In the RS Q8 performance, that moment is all tension. The engine growls, waiting to be unleashed. Your right foot hovers, sensing the weight of 471 kilowatts and 850 newton-metres of torque ready to hurl 2.3 tonnes of SUV toward the horizon. It’s not just quick for its size. It’s quick, full stop. Zero to one hundred in 3.6 seconds. That would have made it a supercar not long ago. Now it’s your family hauler, towing 3.5 tonnes if you need it to.
The drama is mechanical. It comes from deep within. You feel the shifts. You hear the explosions. The mild hybrid system smooths out the edges, but this is still a car that wants to be driven hard, loudly, and often. The all-wheel steering tightens the experience, making something this large feel improbably agile. Active roll stabilisation keeps things flat, while the sport differential shuffles torque to whichever wheel needs it most. It’s a system that feels alive, constantly adjusting, giving the car a sharpness you wouldn’t expect from something so big.

The RS e-tron GT performance is a different kind of tension. It doesn’t build. It just releases.
There’s no sound. No sense of readiness. Just you and 680 kilowatts of instant thrust. One moment you’re at a standstill, the next your stomach is somewhere behind you and your brain is still catching up. The launch feels more like being pulled than pushed. There is no lag, no hesitation. Just full force, immediately.
Numbers only tell part of the story, but they help. Zero to one hundred in 2.5 seconds. Torque at 1,027 newton-metres. Braking recuperation of up to 400 kilowatts. A dual-motor setup that sends power to all four wheels with absolute clarity. But what defines the GT isn’t the data. It’s the silence. The stillness.

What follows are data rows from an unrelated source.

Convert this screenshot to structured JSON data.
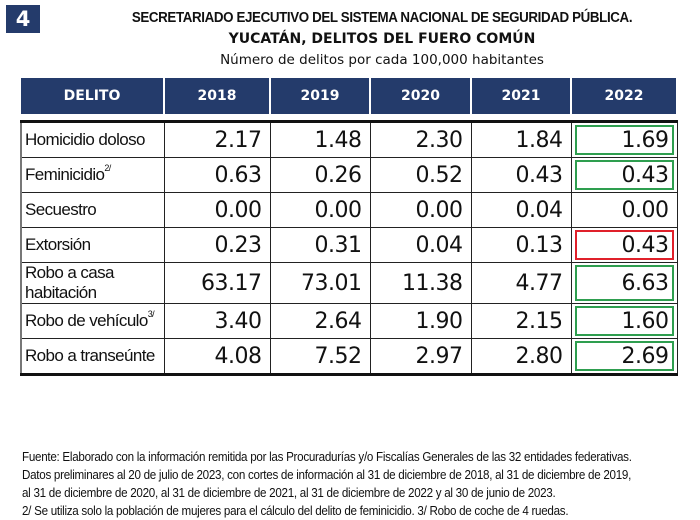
{
  "badge": "4",
  "header": {
    "line1": "SECRETARIADO EJECUTIVO DEL SISTEMA NACIONAL DE SEGURIDAD PÚBLICA.",
    "line2": "YUCATÁN, DELITOS DEL FUERO COMÚN",
    "line3": "Número de delitos por cada 100,000 habitantes"
  },
  "table": {
    "columns": [
      "DELITO",
      "2018",
      "2019",
      "2020",
      "2021",
      "2022"
    ],
    "rows": [
      {
        "delito": "Homicidio doloso",
        "note": "",
        "values": [
          "2.17",
          "1.48",
          "2.30",
          "1.84",
          "1.69"
        ],
        "highlight_2022": "green"
      },
      {
        "delito": "Feminicidio",
        "note": "2/",
        "values": [
          "0.63",
          "0.26",
          "0.52",
          "0.43",
          "0.43"
        ],
        "highlight_2022": "green"
      },
      {
        "delito": "Secuestro",
        "note": "",
        "values": [
          "0.00",
          "0.00",
          "0.00",
          "0.04",
          "0.00"
        ],
        "highlight_2022": "none"
      },
      {
        "delito": "Extorsión",
        "note": "",
        "values": [
          "0.23",
          "0.31",
          "0.04",
          "0.13",
          "0.43"
        ],
        "highlight_2022": "red"
      },
      {
        "delito": "Robo a casa habitación",
        "note": "",
        "values": [
          "63.17",
          "73.01",
          "11.38",
          "4.77",
          "6.63"
        ],
        "highlight_2022": "green"
      },
      {
        "delito": "Robo de vehículo",
        "note": "3/",
        "values": [
          "3.40",
          "2.64",
          "1.90",
          "2.15",
          "1.60"
        ],
        "highlight_2022": "green"
      },
      {
        "delito": "Robo a transeúnte",
        "note": "",
        "values": [
          "4.08",
          "7.52",
          "2.97",
          "2.80",
          "2.69"
        ],
        "highlight_2022": "green"
      }
    ]
  },
  "colors": {
    "header_bg": "#243b6b",
    "highlight_green": "#2e9e4f",
    "highlight_red": "#e0202a"
  },
  "footer": {
    "lines": [
      "Fuente: Elaborado con la información remitida por las Procuradurías y/o Fiscalías Generales de las 32 entidades federativas.",
      "Datos preliminares al 20 de julio de 2023, con cortes de información al 31 de diciembre de 2018, al 31 de diciembre de 2019,",
      "al 31 de diciembre de 2020, al 31 de diciembre de 2021, al 31 de diciembre de 2022 y al 30 de junio de 2023.",
      "2/ Se utiliza solo la población de mujeres para el cálculo del delito de feminicidio. 3/ Robo de coche de 4 ruedas."
    ]
  }
}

The sense that you’re not driving a fast car, but experiencing a different relationship with motion altogether.
Where the Q8 rumbles and repositions itself through corners, the e-tron GT flows. The weight is still there, but masked by a lower centre of gravity and active suspension that can individually adjust each damper in real time. It compensates for pitch under braking, for roll through corners, and for squat under acceleration. It feels neutral. Planted. Unbothered.
And yet, it still feels like an RS. There’s a performance mode that sharpens the steering, stiffens the chassis, and even pipes in an artificial sound tuned specifically for the car. It’s not trying to mimic a combustion engine. It’s doing something else. Something appropriate for its nature. Something new.